In his present humour, this interesting suggestion was as much balm to Seabury’s soul as salt is to a wound. “In the name of all that is reasonable,” he spat back sharply, “I beg you will stop trying
to make my life pleasanter. I have enough trouble without that.”
“What troubles have you?” asked Beatrice, surprised. “Seabury, I know it is not the sort of thing one is in the habit of doing, but will you confide in me?”
He turned to her with a weak smile. “I thank you,” he said patiently, “but as you say, it is so far from my habit…in any case, I stand in no need of a confidante. I know what I must do; I only require…the strength to do it.” His nerves were so much strained by this time that as he said these words Lord Seabury felt tears starting to his eyes. Preferring not to show them, he went at once to a window and gazed out upon the lawn. His back was still to the door when it burst open and Lady Caroline bounded in.
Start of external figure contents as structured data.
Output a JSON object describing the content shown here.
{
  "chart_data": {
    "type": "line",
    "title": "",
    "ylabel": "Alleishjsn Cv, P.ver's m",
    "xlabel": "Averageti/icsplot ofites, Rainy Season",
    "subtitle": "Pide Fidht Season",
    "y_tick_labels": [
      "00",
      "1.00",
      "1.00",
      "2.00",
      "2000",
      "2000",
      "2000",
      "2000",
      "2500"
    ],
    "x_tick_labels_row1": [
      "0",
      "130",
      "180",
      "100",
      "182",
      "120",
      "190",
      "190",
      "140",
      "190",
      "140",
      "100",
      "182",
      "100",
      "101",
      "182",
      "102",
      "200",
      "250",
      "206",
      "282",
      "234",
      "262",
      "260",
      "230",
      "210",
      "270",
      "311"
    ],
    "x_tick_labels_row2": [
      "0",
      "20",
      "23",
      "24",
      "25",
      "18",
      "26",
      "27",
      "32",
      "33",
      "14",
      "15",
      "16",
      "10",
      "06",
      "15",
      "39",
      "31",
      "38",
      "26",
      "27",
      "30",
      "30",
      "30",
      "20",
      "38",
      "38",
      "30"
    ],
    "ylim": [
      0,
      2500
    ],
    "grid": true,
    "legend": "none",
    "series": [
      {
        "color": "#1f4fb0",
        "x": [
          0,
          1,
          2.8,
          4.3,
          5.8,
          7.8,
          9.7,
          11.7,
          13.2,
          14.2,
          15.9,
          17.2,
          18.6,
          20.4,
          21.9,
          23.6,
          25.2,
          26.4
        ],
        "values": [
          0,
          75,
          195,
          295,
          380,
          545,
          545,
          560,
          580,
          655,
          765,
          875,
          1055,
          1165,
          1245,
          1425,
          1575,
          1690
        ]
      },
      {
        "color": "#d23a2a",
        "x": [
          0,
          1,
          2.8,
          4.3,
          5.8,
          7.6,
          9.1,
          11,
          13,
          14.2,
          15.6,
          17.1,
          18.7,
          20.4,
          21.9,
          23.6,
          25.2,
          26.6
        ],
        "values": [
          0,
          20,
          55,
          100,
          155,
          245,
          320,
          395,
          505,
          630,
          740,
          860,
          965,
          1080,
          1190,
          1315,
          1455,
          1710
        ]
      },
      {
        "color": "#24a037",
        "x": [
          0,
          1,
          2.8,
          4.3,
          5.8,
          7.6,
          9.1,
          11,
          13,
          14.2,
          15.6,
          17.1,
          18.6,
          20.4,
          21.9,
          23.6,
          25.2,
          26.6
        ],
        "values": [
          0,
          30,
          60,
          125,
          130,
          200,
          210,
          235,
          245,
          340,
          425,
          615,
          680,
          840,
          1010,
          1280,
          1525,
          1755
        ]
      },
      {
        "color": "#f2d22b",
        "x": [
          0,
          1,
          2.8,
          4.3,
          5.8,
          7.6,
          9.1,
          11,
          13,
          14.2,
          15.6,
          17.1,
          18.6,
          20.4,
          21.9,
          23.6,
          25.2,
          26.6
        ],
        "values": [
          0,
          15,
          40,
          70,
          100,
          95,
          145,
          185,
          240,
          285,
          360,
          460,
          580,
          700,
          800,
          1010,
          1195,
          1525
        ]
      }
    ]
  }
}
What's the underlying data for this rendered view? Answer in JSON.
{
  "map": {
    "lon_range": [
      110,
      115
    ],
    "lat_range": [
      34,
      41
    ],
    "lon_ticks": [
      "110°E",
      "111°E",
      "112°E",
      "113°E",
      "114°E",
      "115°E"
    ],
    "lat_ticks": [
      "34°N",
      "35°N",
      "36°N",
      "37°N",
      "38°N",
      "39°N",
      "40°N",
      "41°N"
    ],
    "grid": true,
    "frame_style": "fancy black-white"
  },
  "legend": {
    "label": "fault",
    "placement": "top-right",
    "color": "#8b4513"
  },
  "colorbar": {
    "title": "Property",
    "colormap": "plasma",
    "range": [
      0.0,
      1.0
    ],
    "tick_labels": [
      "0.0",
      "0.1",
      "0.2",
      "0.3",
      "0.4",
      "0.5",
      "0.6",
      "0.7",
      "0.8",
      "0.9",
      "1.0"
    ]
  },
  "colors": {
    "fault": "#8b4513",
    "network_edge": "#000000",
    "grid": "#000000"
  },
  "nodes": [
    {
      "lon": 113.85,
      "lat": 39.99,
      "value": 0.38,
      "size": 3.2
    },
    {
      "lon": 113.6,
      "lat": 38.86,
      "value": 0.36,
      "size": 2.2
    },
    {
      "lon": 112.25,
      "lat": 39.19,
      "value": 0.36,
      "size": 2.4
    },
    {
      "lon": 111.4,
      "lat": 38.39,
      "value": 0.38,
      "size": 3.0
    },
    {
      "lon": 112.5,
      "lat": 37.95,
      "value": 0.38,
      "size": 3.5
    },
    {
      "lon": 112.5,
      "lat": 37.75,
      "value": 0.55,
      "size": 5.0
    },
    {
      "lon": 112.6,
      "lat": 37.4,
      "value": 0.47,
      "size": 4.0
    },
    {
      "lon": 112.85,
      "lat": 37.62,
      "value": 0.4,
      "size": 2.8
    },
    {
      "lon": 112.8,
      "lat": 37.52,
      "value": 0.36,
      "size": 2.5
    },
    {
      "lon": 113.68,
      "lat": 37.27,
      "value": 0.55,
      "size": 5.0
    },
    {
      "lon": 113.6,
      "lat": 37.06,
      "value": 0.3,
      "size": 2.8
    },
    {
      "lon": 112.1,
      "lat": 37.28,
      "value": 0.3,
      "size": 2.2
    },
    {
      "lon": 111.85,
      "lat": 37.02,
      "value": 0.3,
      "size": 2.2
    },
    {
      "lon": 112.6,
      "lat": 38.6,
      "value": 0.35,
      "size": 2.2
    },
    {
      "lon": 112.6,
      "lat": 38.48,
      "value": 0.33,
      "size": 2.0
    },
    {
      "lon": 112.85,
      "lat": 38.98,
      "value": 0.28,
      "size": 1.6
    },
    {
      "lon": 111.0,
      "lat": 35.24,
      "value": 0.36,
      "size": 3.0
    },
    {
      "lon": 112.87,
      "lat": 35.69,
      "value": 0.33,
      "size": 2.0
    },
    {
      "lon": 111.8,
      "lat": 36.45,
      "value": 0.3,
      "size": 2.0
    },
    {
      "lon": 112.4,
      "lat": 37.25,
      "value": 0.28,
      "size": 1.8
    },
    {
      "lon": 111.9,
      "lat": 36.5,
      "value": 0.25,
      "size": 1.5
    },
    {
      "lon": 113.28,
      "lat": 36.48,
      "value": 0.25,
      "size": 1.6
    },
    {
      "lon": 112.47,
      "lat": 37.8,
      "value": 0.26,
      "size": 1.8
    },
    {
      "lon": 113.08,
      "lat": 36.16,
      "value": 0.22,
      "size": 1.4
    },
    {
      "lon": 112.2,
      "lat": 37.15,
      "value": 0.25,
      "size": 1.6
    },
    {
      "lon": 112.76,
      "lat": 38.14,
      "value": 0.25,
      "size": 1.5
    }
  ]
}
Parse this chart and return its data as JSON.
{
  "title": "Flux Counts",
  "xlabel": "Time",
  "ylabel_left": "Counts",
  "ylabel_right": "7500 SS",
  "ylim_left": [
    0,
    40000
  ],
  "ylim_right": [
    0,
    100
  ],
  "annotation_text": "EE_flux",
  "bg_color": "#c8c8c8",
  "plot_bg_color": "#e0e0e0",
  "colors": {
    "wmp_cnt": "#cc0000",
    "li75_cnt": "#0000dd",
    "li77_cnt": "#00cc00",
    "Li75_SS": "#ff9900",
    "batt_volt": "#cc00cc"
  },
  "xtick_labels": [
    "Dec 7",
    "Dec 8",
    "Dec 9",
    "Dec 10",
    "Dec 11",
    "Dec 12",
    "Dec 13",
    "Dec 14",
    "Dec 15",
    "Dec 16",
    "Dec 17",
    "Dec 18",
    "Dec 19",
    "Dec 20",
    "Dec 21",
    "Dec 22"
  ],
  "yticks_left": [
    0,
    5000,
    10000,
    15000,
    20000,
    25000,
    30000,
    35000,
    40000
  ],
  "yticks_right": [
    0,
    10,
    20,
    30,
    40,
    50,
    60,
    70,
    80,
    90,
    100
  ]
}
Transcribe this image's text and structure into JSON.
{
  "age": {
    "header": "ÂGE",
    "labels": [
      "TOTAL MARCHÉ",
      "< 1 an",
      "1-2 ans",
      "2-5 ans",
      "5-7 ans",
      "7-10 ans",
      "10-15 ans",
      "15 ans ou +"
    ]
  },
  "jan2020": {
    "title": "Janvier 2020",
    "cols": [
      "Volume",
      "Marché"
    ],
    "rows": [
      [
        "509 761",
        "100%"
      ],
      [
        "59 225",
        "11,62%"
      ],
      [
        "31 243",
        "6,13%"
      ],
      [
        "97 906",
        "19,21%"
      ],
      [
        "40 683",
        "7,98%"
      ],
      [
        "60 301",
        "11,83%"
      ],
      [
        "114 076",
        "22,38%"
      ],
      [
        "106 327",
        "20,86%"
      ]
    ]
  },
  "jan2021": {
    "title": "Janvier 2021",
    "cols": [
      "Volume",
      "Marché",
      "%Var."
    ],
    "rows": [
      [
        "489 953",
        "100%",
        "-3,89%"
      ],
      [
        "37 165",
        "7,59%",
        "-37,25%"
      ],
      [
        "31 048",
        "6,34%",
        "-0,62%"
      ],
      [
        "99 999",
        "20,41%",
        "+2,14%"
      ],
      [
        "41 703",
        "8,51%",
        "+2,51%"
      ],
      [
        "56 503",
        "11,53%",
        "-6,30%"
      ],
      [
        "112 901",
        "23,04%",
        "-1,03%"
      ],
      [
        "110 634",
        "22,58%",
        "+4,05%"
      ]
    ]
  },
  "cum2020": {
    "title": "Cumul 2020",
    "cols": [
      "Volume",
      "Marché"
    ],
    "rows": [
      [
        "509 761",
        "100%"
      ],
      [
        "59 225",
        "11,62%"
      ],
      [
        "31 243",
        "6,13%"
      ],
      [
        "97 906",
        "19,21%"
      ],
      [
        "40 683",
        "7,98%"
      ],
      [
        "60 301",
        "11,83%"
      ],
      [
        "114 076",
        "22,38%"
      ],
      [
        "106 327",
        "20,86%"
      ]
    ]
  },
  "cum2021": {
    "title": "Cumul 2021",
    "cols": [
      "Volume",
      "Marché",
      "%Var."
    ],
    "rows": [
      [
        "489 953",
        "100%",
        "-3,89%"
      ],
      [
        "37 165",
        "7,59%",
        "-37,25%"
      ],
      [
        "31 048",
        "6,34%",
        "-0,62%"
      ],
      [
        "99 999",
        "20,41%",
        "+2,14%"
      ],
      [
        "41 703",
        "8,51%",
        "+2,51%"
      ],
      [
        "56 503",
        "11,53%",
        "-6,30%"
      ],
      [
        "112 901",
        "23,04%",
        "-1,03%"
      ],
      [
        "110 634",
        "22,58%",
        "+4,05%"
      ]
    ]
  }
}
“Oh, here you are at last,” she said breathlessly, rushing to give Lady Beatrice a welcoming kiss. “I have been looking into every room in the place. Lady Beatrice, I hope you had a pleasant trip? Lord Seabury, did you know Lady Susan is to marry Sir Sidney Pettingill?” As these sentences came out all in a jumble, it was necessary for her to repeat the last one several times before the others could make sense of it. While she did so she untied the ribands of her cap and tossed it upon a chair, for she had entered Two Towers in too great a hurry to attend to that detail before.